Wing Rico Gear capped a tryfest in 2005 with a double - his first in the eighth minute from a Piri Weepu grubber and the second six minutes from fulltime from a Jason Eaton in-pass.
"It's certainly been an enjoyable year and it's almost a shame it has to end," said Gear, who set a Super 12 tryscoring record of 15 for the Crusaders and bagged a hat-trick in the tour opener against Wales.
Scotland deserved credit for disrupting the All Blacks attacks and applying pressure through their rock solid lineout and clever kicks in behind.
A grubber right on fulltime caused the only breach when replacement Simon Webster touched down.

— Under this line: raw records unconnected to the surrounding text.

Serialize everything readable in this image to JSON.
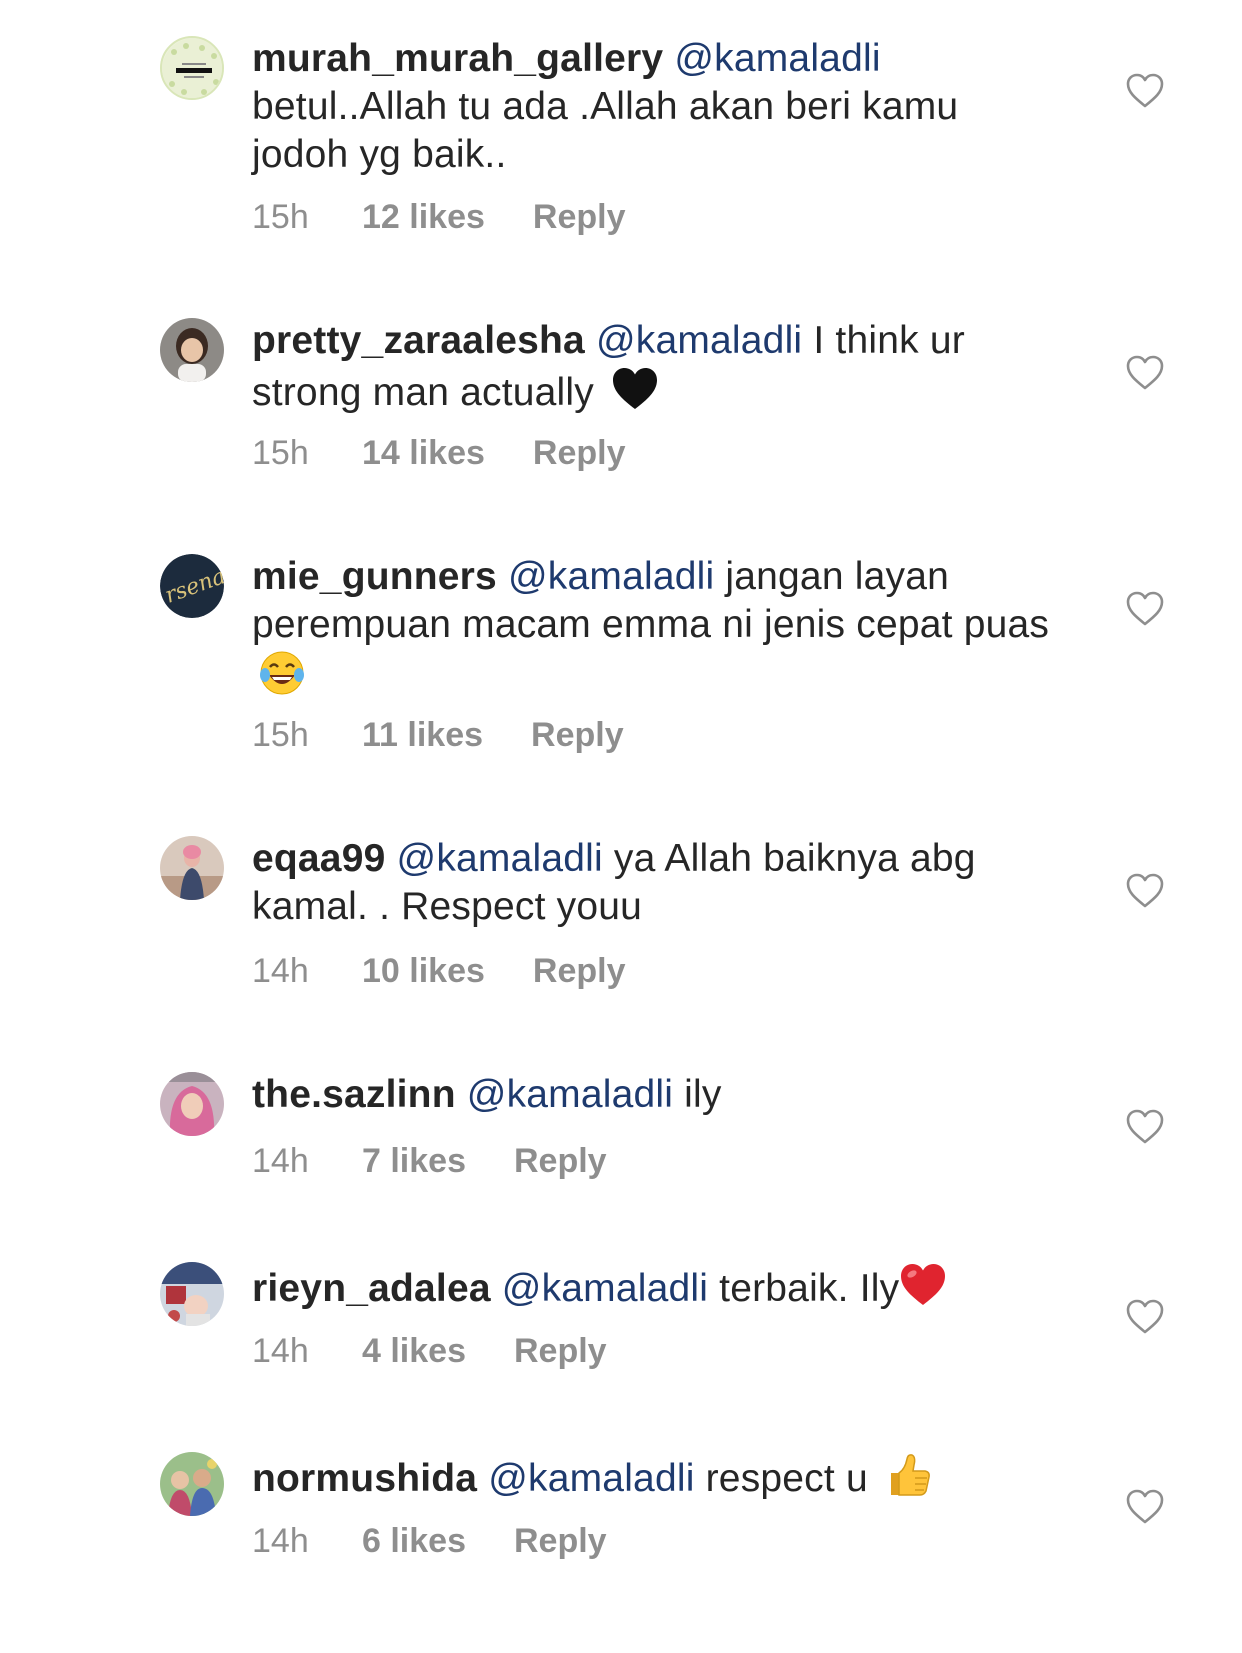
{
  "comments": [
    {
      "username": "murah_murah_gallery",
      "mention": "@kamaladli",
      "text": "betul..Allah tu ada .Allah akan beri kamu jodoh yg baik..",
      "emoji": "",
      "time": "15h",
      "likes": "12 likes",
      "reply": "Reply"
    },
    {
      "username": "pretty_zaraalesha",
      "mention": "@kamaladli",
      "text": "I think ur strong man actually",
      "emoji": "black-heart-emoji",
      "time": "15h",
      "likes": "14 likes",
      "reply": "Reply"
    },
    {
      "username": "mie_gunners",
      "mention": "@kamaladli",
      "text": " jangan layan perempuan macam emma ni jenis cepat puas",
      "emoji": "tears-of-joy-emoji",
      "time": "15h",
      "likes": "11 likes",
      "reply": "Reply"
    },
    {
      "username": "eqaa99",
      "mention": "@kamaladli",
      "text": "ya Allah baiknya abg kamal. . Respect youu",
      "emoji": "",
      "time": "14h",
      "likes": "10 likes",
      "reply": "Reply"
    },
    {
      "username": "the.sazlinn",
      "mention": "@kamaladli",
      "text": "ily",
      "emoji": "",
      "time": "14h",
      "likes": "7 likes",
      "reply": "Reply"
    },
    {
      "username": "rieyn_adalea",
      "mention": "@kamaladli",
      "text": "terbaik.  Ily",
      "emoji": "red-heart-emoji",
      "time": "14h",
      "likes": "4 likes",
      "reply": "Reply"
    },
    {
      "username": "normushida",
      "mention": "@kamaladli",
      "text": "respect u",
      "emoji": "thumbs-up-emoji",
      "time": "14h",
      "likes": "6 likes",
      "reply": "Reply"
    }
  ],
  "icons": {
    "like": "heart-outline-icon"
  },
  "colors": {
    "username": "#262626",
    "mention": "#1e3a6e",
    "meta": "#8e8e8e",
    "heart_outline": "#8e8e8e"
  }
}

Otherwise the All Blacks' wall was as solid as ever as Scotland mounted second half raids -- Chris Jack and Angus Macdonald in the heart of the action.
They conceded just three tries from four matches on tour.
Scotland coach Frank Hadden said his team blew their chance in the first half with a sleepy start, and saw it as an opportunity missed.
They were well led up front by captain Jason White and veteran lock Scott Murray.
Hadden said there was no doubting the team in black's ability.
"At the moment they are undoubtedly the strongest side in the world, they undoubtedly have the greatest depth and they will almost certainly go into the World Cup as favourites.
"But it doesn't mean to say people think they're invincible and unbeatable."
Henry, Umaga, Daniel Carter and fullback Isaia Toeava now fly to Paris for the International Rugby Board awards (Monday morning NZT) while Joe Rokocoko, Lauaki, Ma'a Nonu, Gear and Nick Evans head to Ukraine to film a Super 14 commercial.